Es gibt in der Psychologie ein Phänomen, das Menschen betrifft, die sozial aufsteigen. Arbeiterkinder, die studieren, kennen das. Hatten Sie je das Gefühl, «aufzufliegen», also das Gefühl, weil Sie nicht in das kunstaffine Milieu hineingeboren sind, nicht dazuzugehören?

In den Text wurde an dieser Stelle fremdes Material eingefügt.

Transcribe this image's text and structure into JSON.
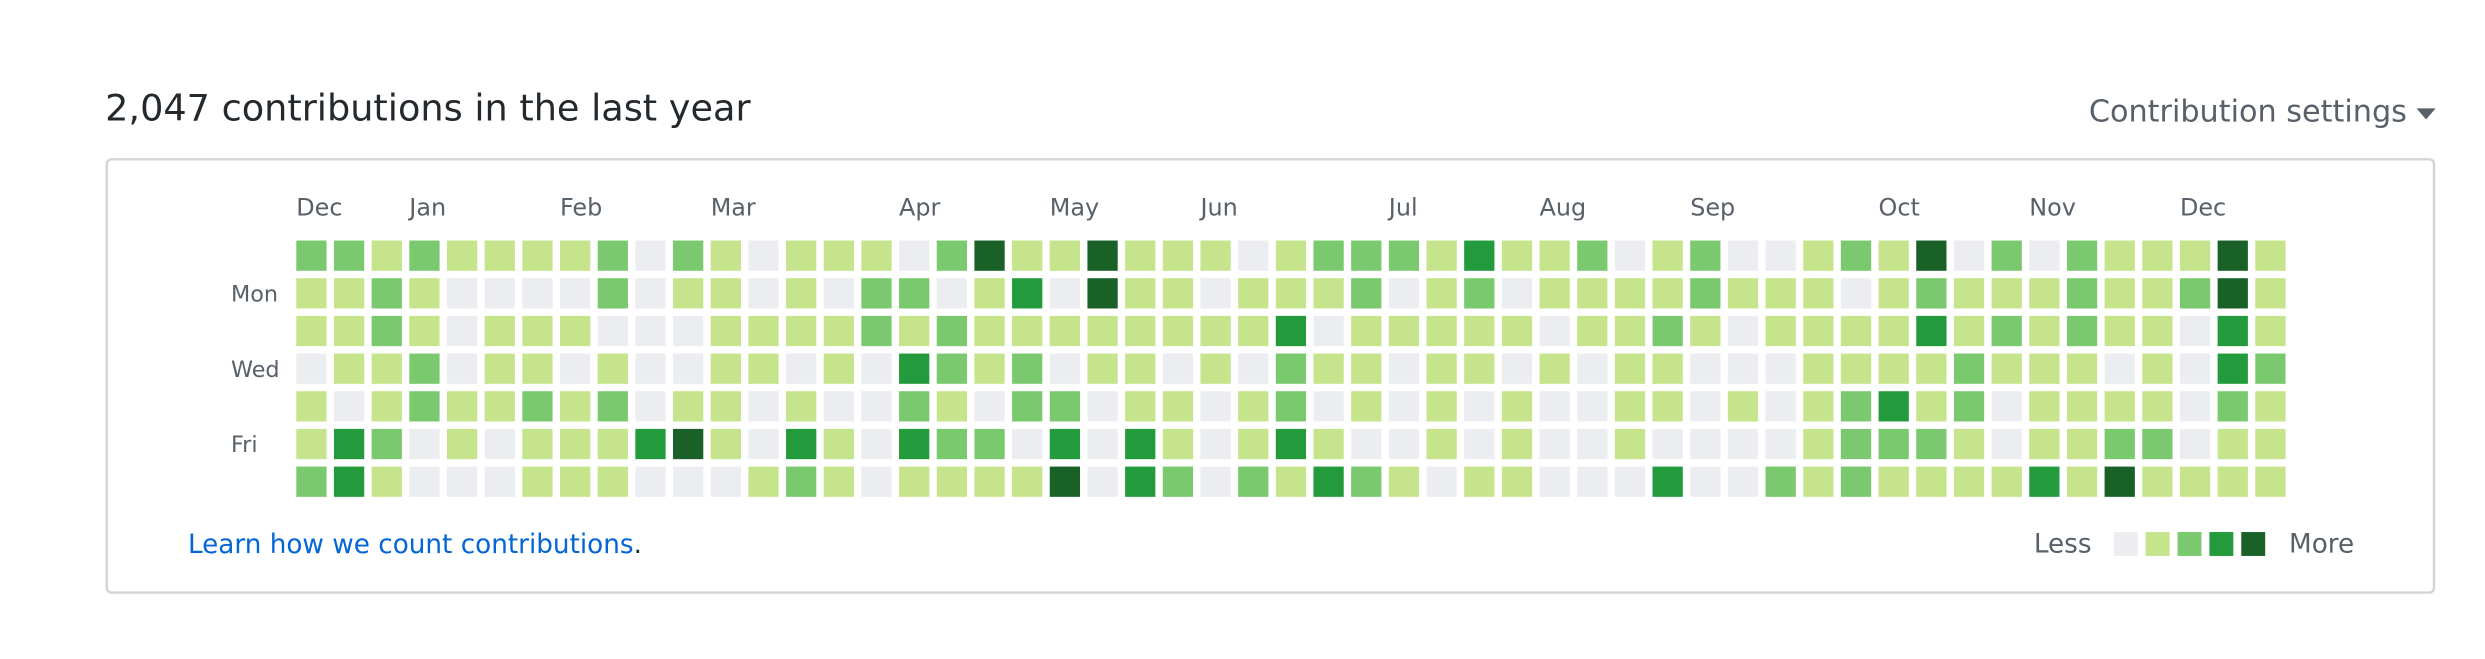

Sie meinen das Impostor-Syndrom?
Genau.
Dieses Gefühl hatte ich lange. Weil ich Kunst zu Hause nicht vermittelt bekam und weil ich nicht Kunstgeschichte studiert habe. Mittlerweile sehe ich, dass es von Vorteil ist, dass alles, dem ich in der Kunst begegne, nicht selbstverständlich ist. Ich sehe immer alles neu. Neugier treibt mich an. Da bin ich noch immer ganz Journalistin. Das ist mein Forte (Stärke, Anm. d. Redaktion).
Legen Sie Wert darauf, Ihren Kindern etwas von Ihrer Kunstaffinität mitzugeben?

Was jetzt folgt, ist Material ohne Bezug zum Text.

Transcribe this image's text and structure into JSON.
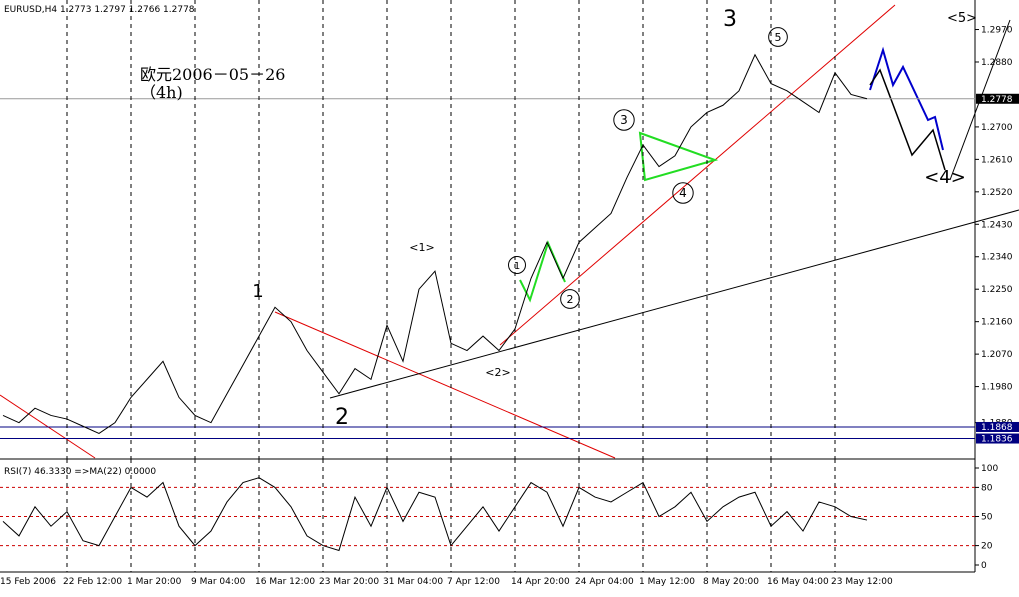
{
  "chart_data": [
    {
      "type": "line",
      "title": "EURUSD,H4 1.2773 1.2797 1.2766 1.2778",
      "color": "#000000",
      "categories": [
        "15 Feb 2006",
        null,
        null,
        null,
        "22 Feb 12:00",
        null,
        null,
        null,
        "1 Mar 20:00",
        null,
        null,
        null,
        "9 Mar 04:00",
        null,
        null,
        null,
        "16 Mar 12:00",
        null,
        null,
        null,
        "23 Mar 20:00",
        null,
        null,
        null,
        "31 Mar 04:00",
        null,
        null,
        null,
        "7 Apr 12:00",
        null,
        null,
        null,
        "14 Apr 20:00",
        null,
        null,
        null,
        "24 Apr 04:00",
        null,
        null,
        null,
        "1 May 12:00",
        null,
        null,
        null,
        "8 May 20:00",
        null,
        null,
        null,
        "16 May 04:00",
        null,
        null,
        null,
        "23 May 12:00",
        null,
        null
      ],
      "values": [
        1.19,
        1.188,
        1.192,
        1.19,
        1.189,
        1.187,
        1.185,
        1.188,
        1.195,
        1.2,
        1.205,
        1.195,
        1.19,
        1.188,
        1.196,
        1.204,
        1.212,
        1.22,
        1.216,
        1.208,
        1.202,
        1.196,
        1.203,
        1.2,
        1.215,
        1.205,
        1.225,
        1.23,
        1.21,
        1.208,
        1.212,
        1.208,
        1.214,
        1.228,
        1.238,
        1.228,
        1.238,
        1.242,
        1.246,
        1.256,
        1.265,
        1.259,
        1.262,
        1.27,
        1.274,
        1.276,
        1.28,
        1.29,
        1.282,
        1.28,
        1.277,
        1.274,
        1.285,
        1.279,
        1.2778
      ],
      "ylim": [
        1.1782,
        1.3038
      ],
      "yticks": [
        {
          "value": 1.297,
          "label": "1.2970"
        },
        {
          "value": 1.288,
          "label": "1.2880"
        },
        {
          "value": 1.27,
          "label": "1.2700"
        },
        {
          "value": 1.261,
          "label": "1.2610"
        },
        {
          "value": 1.252,
          "label": "1.2520"
        },
        {
          "value": 1.243,
          "label": "1.2430"
        },
        {
          "value": 1.234,
          "label": "1.2340"
        },
        {
          "value": 1.225,
          "label": "1.2250"
        },
        {
          "value": 1.216,
          "label": "1.2160"
        },
        {
          "value": 1.207,
          "label": "1.2070"
        },
        {
          "value": 1.198,
          "label": "1.1980"
        },
        {
          "value": 1.188,
          "label": "1.1880"
        }
      ],
      "last_price": 1.2778,
      "levels": [
        1.1868,
        1.1836
      ],
      "level_color": "#000080",
      "note": "欧元2006－05－26\n（4h)",
      "annotations": [
        "3",
        "<5>",
        "5",
        "3",
        "4",
        "1",
        "2",
        "<1>",
        "<2>",
        "<4>",
        "1",
        "2"
      ]
    },
    {
      "type": "line",
      "title": "RSI(7) 46.3330 =>MA(22) 0.0000",
      "color": "#000000",
      "values": [
        45,
        30,
        60,
        40,
        55,
        25,
        20,
        50,
        80,
        70,
        85,
        40,
        20,
        35,
        65,
        85,
        90,
        80,
        60,
        30,
        20,
        15,
        70,
        40,
        80,
        45,
        75,
        70,
        20,
        40,
        60,
        35,
        60,
        85,
        75,
        40,
        80,
        70,
        65,
        75,
        85,
        50,
        60,
        75,
        45,
        60,
        70,
        75,
        40,
        55,
        35,
        65,
        60,
        50,
        46.333
      ],
      "ylim": [
        0,
        100
      ],
      "yticks": [
        100,
        80,
        50,
        20,
        0
      ],
      "levels": [
        80,
        50,
        20
      ],
      "level_color": "#cc0000"
    }
  ]
}
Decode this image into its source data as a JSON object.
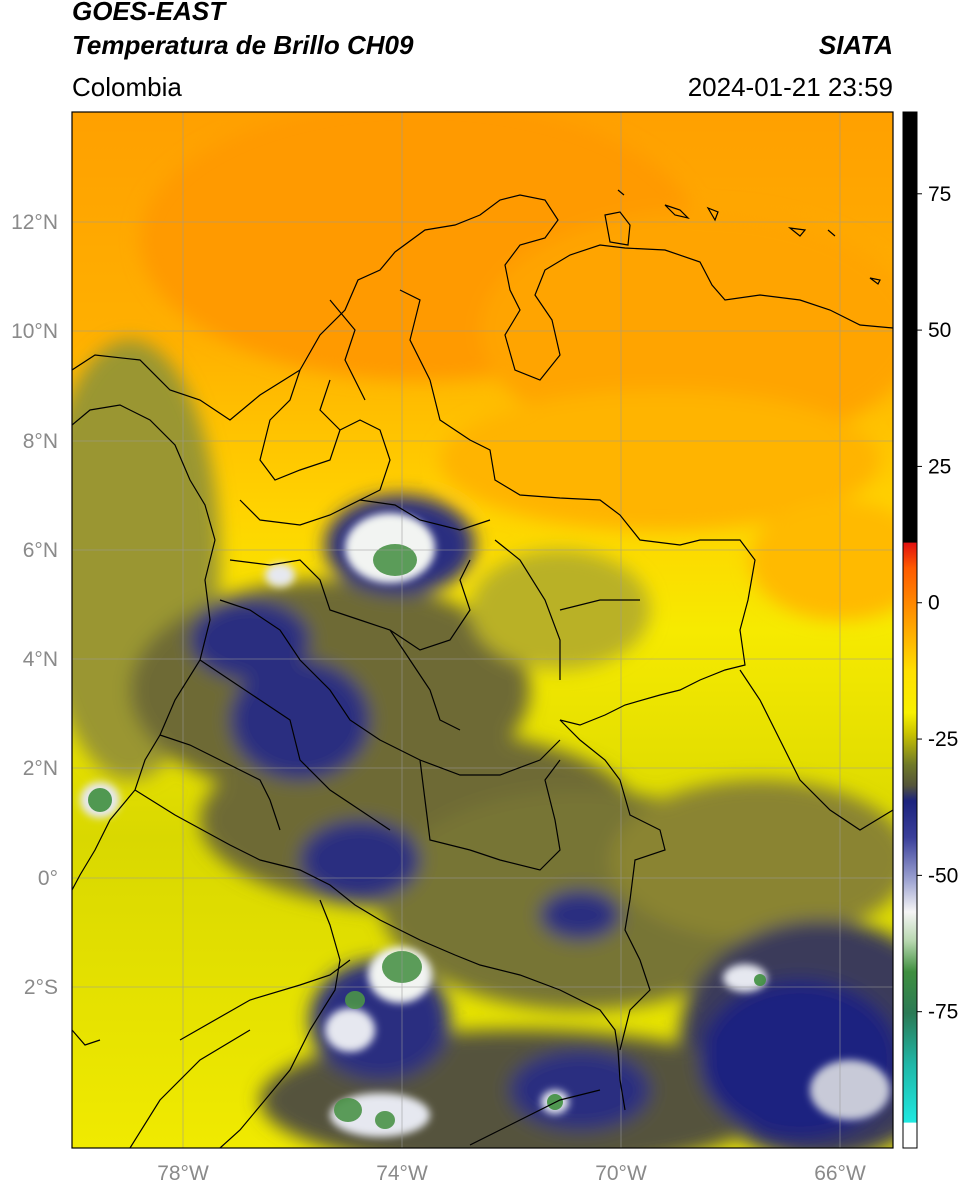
{
  "header": {
    "satellite": "GOES-EAST",
    "product": "Temperatura de Brillo CH09",
    "agency": "SIATA",
    "region": "Colombia",
    "datetime": "2024-01-21 23:59"
  },
  "map": {
    "lat_labels": [
      "12°N",
      "10°N",
      "8°N",
      "6°N",
      "4°N",
      "2°N",
      "0°",
      "2°S"
    ],
    "lon_labels": [
      "78°W",
      "74°W",
      "70°W",
      "66°W"
    ],
    "lon_range": [
      -80,
      -65
    ],
    "lat_range": [
      -5,
      14
    ],
    "gridlines": true
  },
  "colorbar": {
    "ticks": [
      "75",
      "50",
      "25",
      "0",
      "-25",
      "-50",
      "-75"
    ],
    "tick_values": [
      75,
      50,
      25,
      0,
      -25,
      -50,
      -75
    ],
    "range": [
      -100,
      90
    ],
    "units": "",
    "colors": {
      "warm_black": "#000000",
      "red": "#e01010",
      "orange": "#ff9a00",
      "yellow": "#f8f000",
      "olive": "#707a28",
      "navy": "#1c237e",
      "white": "#f2f4f2",
      "green": "#3f8f3f",
      "teal": "#20d8c8"
    }
  }
}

Ja, aber das ist nicht so einfach. Ich bin nicht sicher, ob ich das sagen sollte, aber: Meine Kinder finden es manchmal schrecklich, in ein Museum zu gehen.

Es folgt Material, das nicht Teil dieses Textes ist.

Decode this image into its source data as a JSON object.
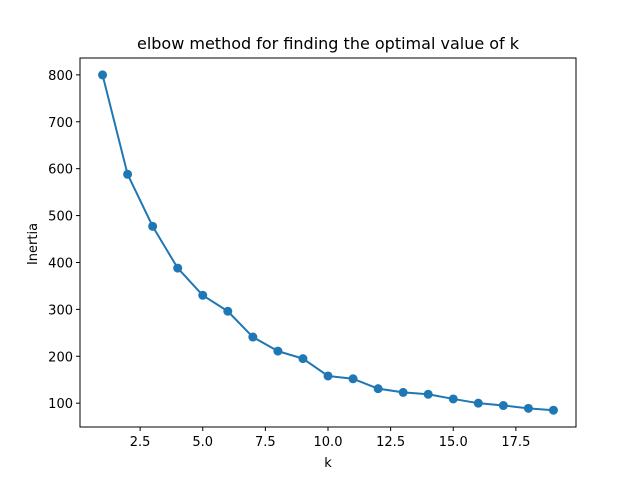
{
  "chart_data": {
    "type": "line",
    "title": "elbow method for finding the optimal value of k",
    "xlabel": "k",
    "ylabel": "Inertia",
    "xlim": [
      0.1,
      19.9
    ],
    "ylim": [
      49.2,
      836
    ],
    "xticks": [
      2.5,
      5.0,
      7.5,
      10.0,
      12.5,
      15.0,
      17.5
    ],
    "xtick_labels": [
      "2.5",
      "5.0",
      "7.5",
      "10.0",
      "12.5",
      "15.0",
      "17.5"
    ],
    "yticks": [
      100,
      200,
      300,
      400,
      500,
      600,
      700,
      800
    ],
    "ytick_labels": [
      "100",
      "200",
      "300",
      "400",
      "500",
      "600",
      "700",
      "800"
    ],
    "grid": false,
    "series": [
      {
        "color": "#1f77b4",
        "marker": "circle",
        "x": [
          1,
          2,
          3,
          4,
          5,
          6,
          7,
          8,
          9,
          10,
          11,
          12,
          13,
          14,
          15,
          16,
          17,
          18,
          19
        ],
        "y": [
          800,
          588,
          477,
          388,
          330,
          296,
          241,
          211,
          195,
          158,
          152,
          131,
          123,
          119,
          109,
          100,
          95,
          89,
          85
        ]
      }
    ]
  }
}
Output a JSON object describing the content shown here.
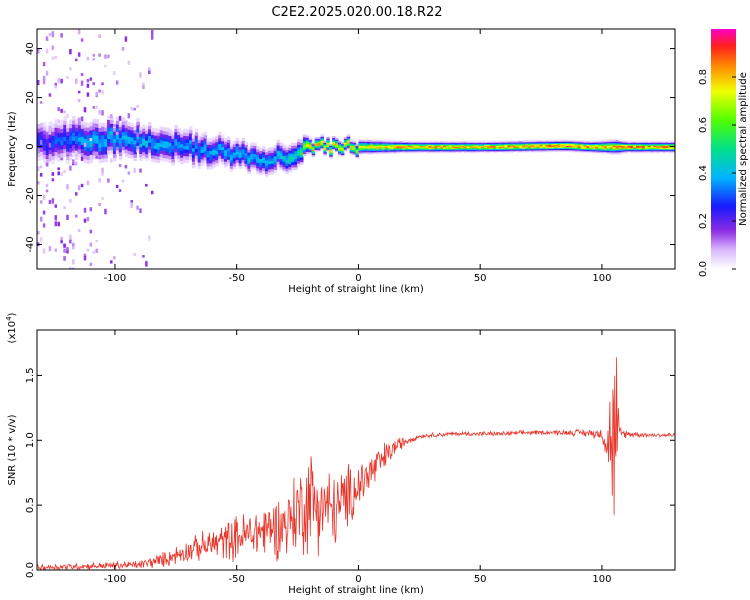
{
  "title": "C2E2.2025.020.00.18.R22",
  "chart_data": [
    {
      "type": "heatmap",
      "xlabel": "Height of straight line (km)",
      "ylabel": "Frequency (Hz)",
      "xlim": [
        -132,
        130
      ],
      "ylim": [
        -50,
        48
      ],
      "xticks": [
        -100,
        -50,
        0,
        50,
        100
      ],
      "yticks": [
        -40,
        -20,
        0,
        20,
        40
      ],
      "colorbar": {
        "label": "Normalized spectral amplitude",
        "range": [
          0,
          1
        ],
        "ticks": [
          0.0,
          0.2,
          0.4,
          0.6,
          0.8
        ]
      },
      "ridge": {
        "x": [
          -130,
          -110,
          -90,
          -70,
          -50,
          -35,
          -25,
          -20,
          -10,
          0,
          20,
          50,
          85,
          95,
          105,
          110,
          130
        ],
        "center_freq": [
          2,
          3,
          3,
          0,
          -3,
          -5,
          -2,
          0,
          0,
          0,
          0,
          0,
          0.5,
          0,
          0,
          0,
          0
        ],
        "amplitude": [
          0.3,
          0.45,
          0.45,
          0.4,
          0.45,
          0.45,
          0.55,
          0.9,
          0.85,
          0.8,
          0.95,
          0.9,
          1.0,
          0.95,
          0.9,
          0.95,
          0.95
        ],
        "spread": [
          6,
          6,
          5,
          5,
          4,
          4,
          4,
          2,
          2,
          2,
          1.5,
          1.5,
          1.5,
          1.5,
          2,
          1.5,
          1.5
        ]
      }
    },
    {
      "type": "line",
      "xlabel": "Height of straight line (km)",
      "ylabel": "SNR (10 * v/v)",
      "yscale_label": "(x10^4)",
      "xlim": [
        -132,
        130
      ],
      "ylim": [
        0,
        1.85
      ],
      "xticks": [
        -100,
        -50,
        0,
        50,
        100
      ],
      "yticks": [
        0.0,
        0.5,
        1.0,
        1.5
      ],
      "series": [
        {
          "color": "#e8352a",
          "x": [
            -132,
            -110,
            -90,
            -80,
            -70,
            -60,
            -50,
            -40,
            -30,
            -25,
            -20,
            -15,
            -10,
            -5,
            0,
            5,
            10,
            15,
            20,
            25,
            30,
            40,
            50,
            60,
            70,
            80,
            90,
            100,
            103,
            105,
            106,
            107,
            110,
            120,
            130
          ],
          "mean": [
            0.02,
            0.03,
            0.04,
            0.08,
            0.15,
            0.2,
            0.25,
            0.3,
            0.35,
            0.45,
            0.55,
            0.5,
            0.45,
            0.55,
            0.65,
            0.75,
            0.85,
            0.95,
            1.0,
            1.03,
            1.04,
            1.05,
            1.05,
            1.05,
            1.06,
            1.06,
            1.06,
            1.05,
            1.0,
            1.0,
            1.0,
            1.05,
            1.05,
            1.04,
            1.04
          ],
          "noise": [
            0.03,
            0.03,
            0.04,
            0.07,
            0.1,
            0.15,
            0.2,
            0.25,
            0.3,
            0.4,
            0.5,
            0.4,
            0.35,
            0.3,
            0.25,
            0.2,
            0.15,
            0.08,
            0.04,
            0.02,
            0.02,
            0.02,
            0.02,
            0.02,
            0.02,
            0.02,
            0.03,
            0.05,
            0.4,
            0.8,
            0.9,
            0.1,
            0.03,
            0.02,
            0.02
          ]
        }
      ]
    }
  ]
}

Bei Kindern überrascht das nicht.
Mein Sohn fragt dann zum Beispiel: Warum ist das Kunst? Oder sagt: Das ist doch blöd, das kann ich auch.
Ihr Sohn spiegelt, was viele Menschen denken!
Ja, ich kann täglich üben, wie man Kunst zu den Menschen bringt. (lacht)
Viele haben Berührungsängste, denken, sie verstünden nichts von Kunst. Was sagen Sie ihnen?
Das Kiasma-Museum in Helsinki machte einmal eine tolle Marketing-Kampagne, projizierte gross auf ihr Gebäude den Slogan: «I don’t quite get it» – Ich verstehe es nicht ganz. Sie wollten sagen: Auch wir verstehen es nicht zu hundert Prozent, aber das ist egal. Kunst ist eine Erfahrung, kann deine Gefühle, deinen Kopf, deine Erinnerung und dein Wissen aktivieren. Aber: Dafür braucht es Offenheit. Man muss wollen.
Man muss es ihnen aber auch schmackhaft machen. Was haben Sie diesbezüglich im Sinn?
Wir müssen zugänglich sein. Ich muss erst mal schauen, was in der Schweiz funktioniert. In den Niederlanden haben wir Expertinnen und Experten aus anderen Bereichen gebeten, eine Audio-Führung zu machen oder eine Ausstellung zusammenzustellen. Ein Florist und ein Ernährungsspezialist haben aus ihren Perspektiven eine Audio-Tour gemacht. Ärzte analysierten aus ihrer Perspektive Werke. Oder Einwohner unserer Stadt wählten Familien-Porträts aus, von denen sie dachten: Das sieht aus wie meine Familie.
Derzeit steht das Kunsthaus noch für den Bührle-Skandal, wofür soll es in fünf Jahren stehen?
Wir haben diese wunderbare historisch gewachsene Sammlung, sie ist unser Herz, diese muss man immer wieder neu aktivieren. Und zeigen, was das mit dem Jetzt zu tun hat. Also die alte Tradition pflegen, aber neue Perspektiven darauf ermöglichen.